Ye iç kırmızı
Uzayıp gidiyor bu iş. Meteroloji kar diyor, hava güneşli. Ay pardon düzeltiyoruz, kar yarın sabah. Olmadı, akşamüzeri ve hatta saat tam beşe çeyrek kala başlayıp... Değilmiş hay anasını, tashih ederiz, sabaha karşı buzlanma... Eh artık sabahın karşısında buzlanınca arkasına da tipi talip olur belki... Ve fakat şimdiden kapanın evlere, amanın bir yere çıkmayın, fena olursunuz haaaa.
Meterolojide hâl böyle olunca, haldeki hâl haliyle çok fena oluyor! Sebze meyva fiyatları alıp başını Sibirya mı Balkanlar mı, nerden idüğü belirlenemeyen soğuklara göre her gün daha ince ayarlanıyor.

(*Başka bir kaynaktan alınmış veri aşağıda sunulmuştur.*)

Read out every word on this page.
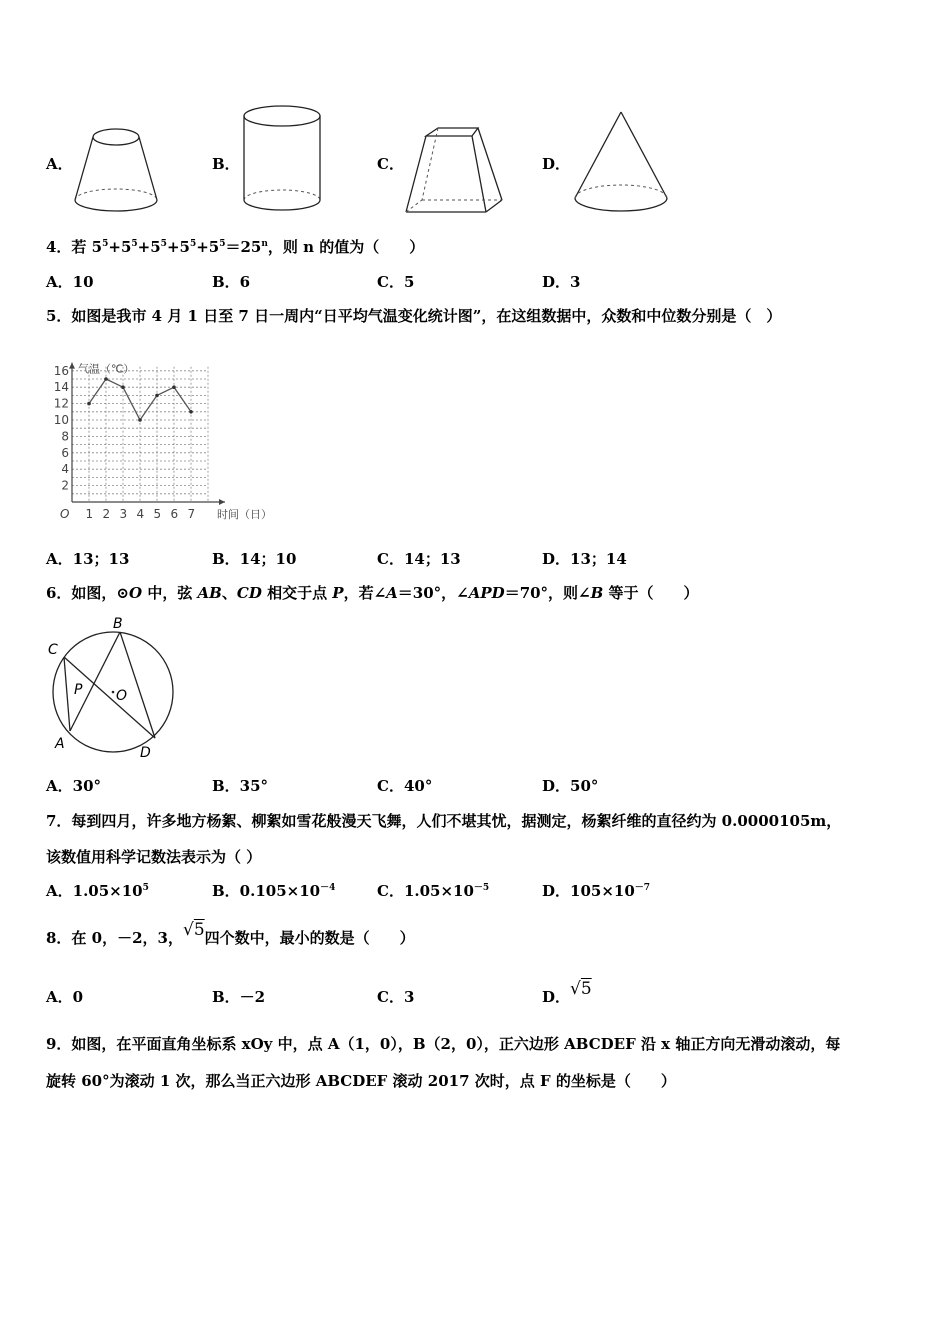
A．	B．	C．	D．
4．若 $5^5+5^5+5^5+5^5+5^5=25^n$，则 n 的值为（　　）
A．10	B．6	C．5	D．3
5．如图是我市 4 月 1 日至 7 日一周内“日平均气温变化统计图”，在这组数据中，众数和中位数分别是（　）
1 2 3 4 5 6 7
2
4
6
8
10
12
14
16 气温（℃）
时间（日）
O
A．13；13	B．14；10	C．14；13	D．13；14
6．如图，⊙O 中，弦 AB、CD 相交于点 P，若∠A＝30°，∠APD＝70°，则∠B 等于（　　）
C
B
P O
A
D
A．30°	B．35°	C．40°	D．50°
7．每到四月，许多地方杨絮、柳絮如雪花般漫天飞舞，人们不堪其忧，据测定，杨絮纤维的直径约为 0.0000105m，
该数值用科学记数法表示为（ ）
A．$1.05\times 10^5$	B．$0.105\times 10^{-4}$	C．$1.05\times 10^{-5}$	D．$105\times 10^{-7}$
8．在 0，－2，3，√5四个数中，最小的数是（　　）
A．0	B．－2	C．3	D．√5
9．如图，在平面直角坐标系 xOy 中，点 A（1，0），B（2，0），正六边形 ABCDEF 沿 x 轴正方向无滑动滚动，每
旋转 60°为滚动 1 次，那么当正六边形 ABCDEF 滚动 2017 次时，点 F 的坐标是（　　）
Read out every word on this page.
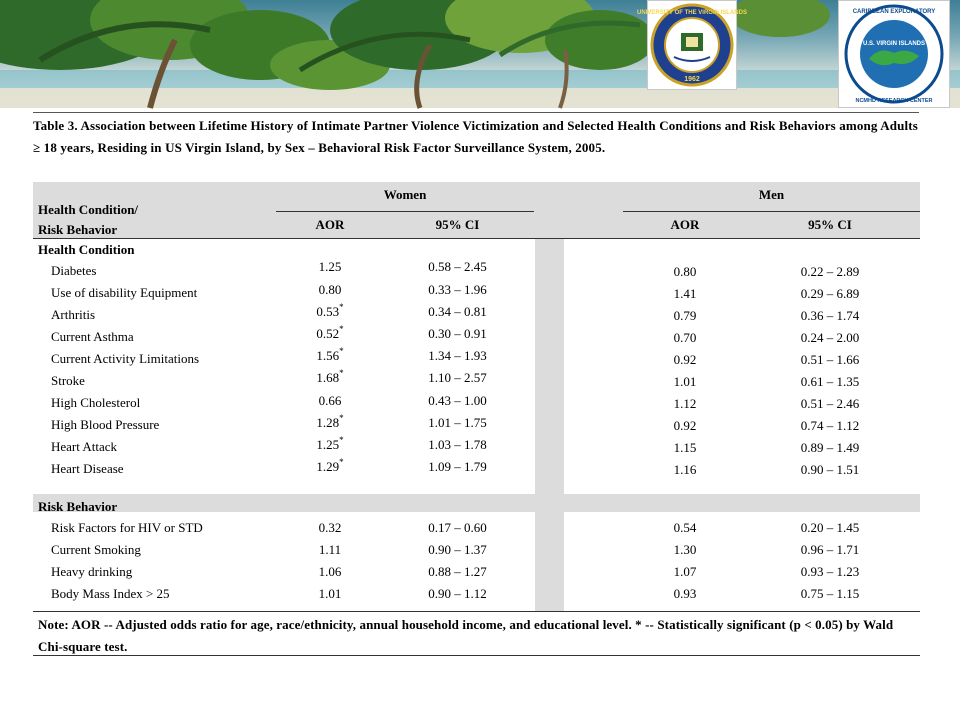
UNIVERSITY OF THE VIRGIN ISLANDS
1962
CARIBBEAN EXPLORATORY
NCMHD RESEARCH CENTER
U.S. VIRGIN ISLANDS
Table 3. Association between Lifetime History of Intimate Partner Violence Victimization and Selected Health Conditions and Risk Behaviors among Adults ≥ 18 years, Residing in US Virgin Island, by Sex – Behavioral Risk Factor Surveillance System, 2005.
Health Condition/
Risk Behavior
Women	Men
AOR	95% CI	AOR	95% CI
Health Condition
Risk Behavior
Diabetes	1.25	0.58 – 2.45	0.80	0.22 – 2.89
Use of disability Equipment	0.80	0.33 – 1.96	1.41	0.29 – 6.89
Arthritis	0.53*	0.34 – 0.81	0.79	0.36 – 1.74
Current Asthma	0.52*	0.30 – 0.91	0.70	0.24 – 2.00
Current Activity Limitations	1.56*	1.34 – 1.93	0.92	0.51 – 1.66
Stroke	1.68*	1.10 – 2.57	1.01	0.61 – 1.35
High Cholesterol	0.66	0.43 – 1.00	1.12	0.51 – 2.46
High Blood Pressure	1.28*	1.01 – 1.75	0.92	0.74 – 1.12
Heart Attack	1.25*	1.03 – 1.78	1.15	0.89 – 1.49
Heart Disease	1.29*	1.09 – 1.79	1.16	0.90 – 1.51
Risk Factors for HIV or STD	0.32	0.17 – 0.60	0.54	0.20 – 1.45
Current Smoking	1.11	0.90 – 1.37	1.30	0.96 – 1.71
Heavy drinking	1.06	0.88 – 1.27	1.07	0.93 – 1.23
Body Mass Index > 25	1.01	0.90 – 1.12	0.93	0.75 – 1.15
Note: AOR -- Adjusted odds ratio for age, race/ethnicity, annual household income, and educational level. * -- Statistically significant (p < 0.05) by Wald Chi-square test.
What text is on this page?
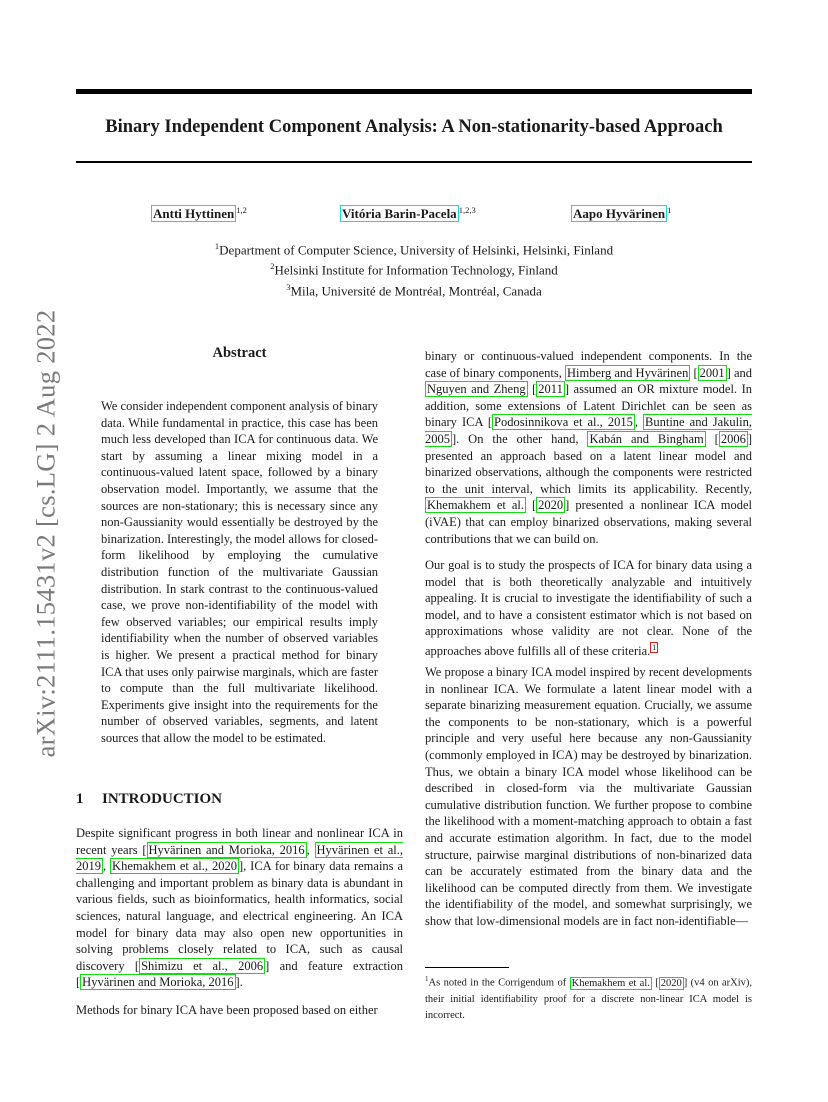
Binary Independent Component Analysis: A Non-stationarity-based Approach
Antti Hyttinen $^{1,2}$	Vitória Barin-Pacela $^{1,2,3}$	Aapo Hyvärinen $^1$
$^1$Department of Computer Science, University of Helsinki, Helsinki, Finland
$^2$Helsinki Institute for Information Technology, Finland
$^3$Mila, Université de Montréal, Montréal, Canada
arXiv:2111.15431v2 [cs.LG] 2 Aug 2022	Abstract
We consider independent component analysis of binary data. While fundamental in practice, this case has been much less developed than ICA for continuous data. We start by assuming a linear mixing model in a continuous-valued latent space, followed by a binary observation model. Importantly, we assume that the sources are non-stationary; this is necessary since any non-Gaussianity would essentially be destroyed by the binarization. Interestingly, the model allows for closed-form likelihood by employing the cumulative distribution function of the multivariate Gaussian distribution. In stark contrast to the continuous-valued case, we prove non-identifiability of the model with few observed variables; our empirical results imply identifiability when the number of observed variables is higher. We present a practical method for binary ICA that uses only pairwise marginals, which are faster to compute than the full multivariate likelihood. Experiments give insight into the requirements for the number of observed variables, segments, and latent sources that allow the model to be estimated.
1 INTRODUCTION

Despite significant progress in both linear and nonlinear ICA in recent years [ Hyvärinen and Morioka, 2016 , Hyvärinen et al., 2019 , Khemakhem et al., 2020 ], ICA for binary data remains a challenging and important problem as binary data is abundant in various fields, such as bioinformatics, health informatics, social sciences, natural language, and electrical engineering. An ICA model for binary data may also open new opportunities in solving problems closely related to ICA, such as causal discovery [ Shimizu et al., 2006 ] and feature extraction [ Hyvärinen and Morioka, 2016 ].

Methods for binary ICA have been proposed based on either

binary or continuous-valued independent components. In the case of binary components, Himberg and Hyvärinen [ 2001 ] and Nguyen and Zheng [ 2011 ] assumed an OR mixture model. In addition, some extensions of Latent Dirichlet can be seen as binary ICA [ Podosinnikova et al., 2015 , Buntine and Jakulin, 2005 ]. On the other hand, Kabán and Bingham [ 2006 ] presented an approach based on a latent linear model and binarized observations, although the components were restricted to the unit interval, which limits its applicability. Recently, Khemakhem et al. [ 2020 ] presented a nonlinear ICA model (iVAE) that can employ binarized observations, making several contributions that we can build on.

Our goal is to study the prospects of ICA for binary data using a model that is both theoretically analyzable and intuitively appealing. It is crucial to investigate the identifiability of such a model, and to have a consistent estimator which is not based on approximations whose validity are not clear. None of the approaches above fulfills all of these criteria. $^1$

We propose a binary ICA model inspired by recent developments in nonlinear ICA. We formulate a latent linear model with a separate binarizing measurement equation. Crucially, we assume the components to be non-stationary, which is a powerful principle and very useful here because any non-Gaussianity (commonly employed in ICA) may be destroyed by binarization. Thus, we obtain a binary ICA model whose likelihood can be described in closed-form via the multivariate Gaussian cumulative distribution function. We further propose to combine the likelihood with a moment-matching approach to obtain a fast and accurate estimation algorithm. In fact, due to the model structure, pairwise marginal distributions of non-binarized data can be accurately estimated from the binary data and the likelihood can be computed directly from them. We investigate the identifiability of the model, and somewhat surprisingly, we show that low-dimensional models are in fact non-identifiable—

$^1$As noted in the Corrigendum of Khemakhem et al. [ 2020 ] (v4 on arXiv), their initial identifiability proof for a discrete non-linear ICA model is incorrect.
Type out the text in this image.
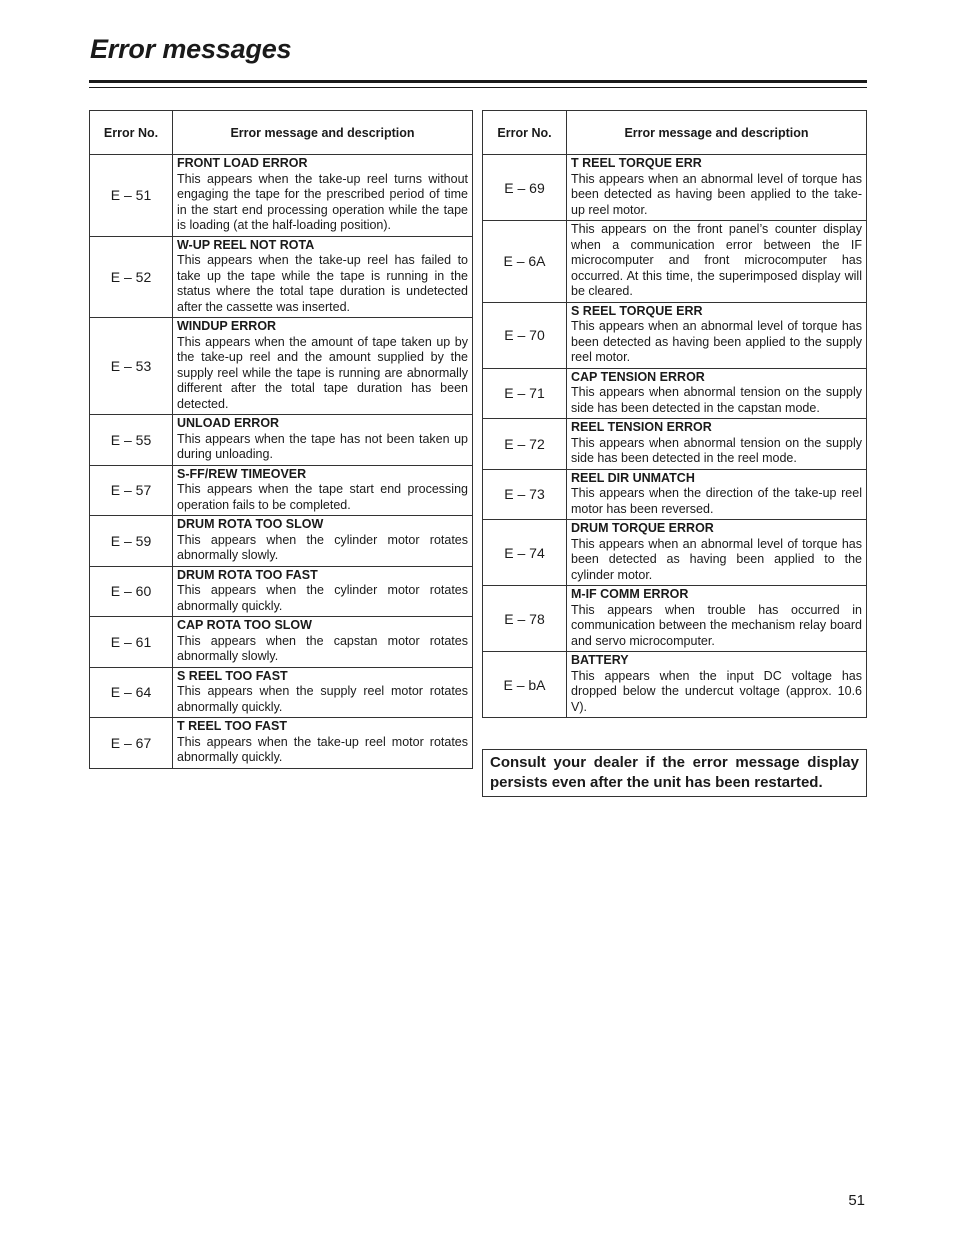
Error messages
Error No.	Error message and description
E – 51	FRONT LOAD ERROR
This appears when the take-up reel turns without engaging the tape for the prescribed period of time in the start end processing operation while the tape is loading (at the half-loading position).

E – 52	W-UP REEL NOT ROTA
This appears when the take-up reel has failed to take up the tape while the tape is running in the status where the total tape duration is undetected after the cassette was inserted.

E – 53	WINDUP ERROR
This appears when the amount of tape taken up by the take-up reel and the amount supplied by the supply reel while the tape is running are abnormally different after the total tape duration has been detected.

E – 55	UNLOAD ERROR
This appears when the tape has not been taken up during unloading.

E – 57	S-FF/REW TIMEOVER
This appears when the tape start end processing operation fails to be completed.

E – 59	DRUM ROTA TOO SLOW
This appears when the cylinder motor rotates abnormally slowly.

E – 60	DRUM ROTA TOO FAST
This appears when the cylinder motor rotates abnormally quickly.

E – 61	CAP ROTA TOO SLOW
This appears when the capstan motor rotates abnormally slowly.

E – 64	S REEL TOO FAST
This appears when the supply reel motor rotates abnormally quickly.

E – 67	T REEL TOO FAST
This appears when the take-up reel motor rotates abnormally quickly.
Error No.	Error message and description
E – 69	T REEL TORQUE ERR
This appears when an abnormal level of torque has been detected as having been applied to the take-up reel motor.

E – 6A	This appears on the front panel’s counter display when a communication error between the IF microcomputer and front microcomputer has occurred. At this time, the superimposed display will be cleared.

E – 70	S REEL TORQUE ERR
This appears when an abnormal level of torque has been detected as having been applied to the supply reel motor.

E – 71	CAP TENSION ERROR
This appears when abnormal tension on the supply side has been detected in the capstan mode.

E – 72	REEL TENSION ERROR
This appears when abnormal tension on the supply side has been detected in the reel mode.

E – 73	REEL DIR UNMATCH
This appears when the direction of the take-up reel motor has been reversed.

E – 74	DRUM TORQUE ERROR
This appears when an abnormal level of torque has been detected as having been applied to the cylinder motor.

E – 78	M-IF COMM ERROR
This appears when trouble has occurred in communication between the mechanism relay board and servo microcomputer.

E – bA	BATTERY
This appears when the input DC voltage has dropped below the undercut voltage (approx. 10.6 V).
Consult your dealer if the error message display persists even after the unit has been restarted.
51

İşte bu durum benim yeşilden kesilmemin ana nedeni. En son altı yaprağını altı liraya yediğim kıvırcıktan sonra, acilen dönüştüm kırmızıya. Neyime yetmiyor, ellerime sağlık lezzetinden yiyemediğim kırmızı lahana ile değişik renkli arkadaşları? Beyaz çinli turp, yeşil avokado, turuncu havuç ve granny smith rengi elmanın rendeleri? Birer demet maydanoz ve dereotuyla evde kalmış olan taze soğanların kıyılmışları neyime yetmiyor haa? Kemal Kükrer'in ekşi elmalı sosu, portakal ve limonların suyu, süzme bal, sızma yağ, tabasco, sarmısak, kapari, kuru nane...
Hooop hop, bu ne yaw?
Salata, vallahi kırmızı salata.
Derken yanına kırmızı et ızgara. Kırmızı şişe şarap... Kar kırmızısı bunlar kaaaar.
Ha ne diyecektim? Meterolojiden gelen karlı haberler iki işe yarıyor. Sebze meyva ile iştigal eden vatandaşlara ve kar yağdığı zaman sokaklarda hareket görmeye tahammül edemeyen belediyecilere. Ola ki dedikleri tutar da yağarsa, sokakta insan olmayınca kimse yolda kalmıyor, yollar açıkmış kapalıymış kimsenin umurunda olmuyor... Bunlar bunu artık sürekli yapıyor.
Aman gerekmedikçe sokağa çıkmayın!
Her an her şey olabilir.
Benim canım kar çeker bir yandan.
Kırmızı salatanın astarı yüzünden pahalıya geliyor, o da başka yandan.
8 Comments:
Nede alımlı asılıverdi o kırmızılar monitörüme.
Bu bloglar beni hep kışkırtıyor,
Kimisi pastalarıyla , kimisi börekleriyle, hele sevgili Oya Karacan sıradışı tarifleriyle
Ben zaten kışkırmaya hazır:)
16 kiloyu verdim ıkına sıkına ama
geri kalan 8 kilo kıpırdamaz bu gidişle...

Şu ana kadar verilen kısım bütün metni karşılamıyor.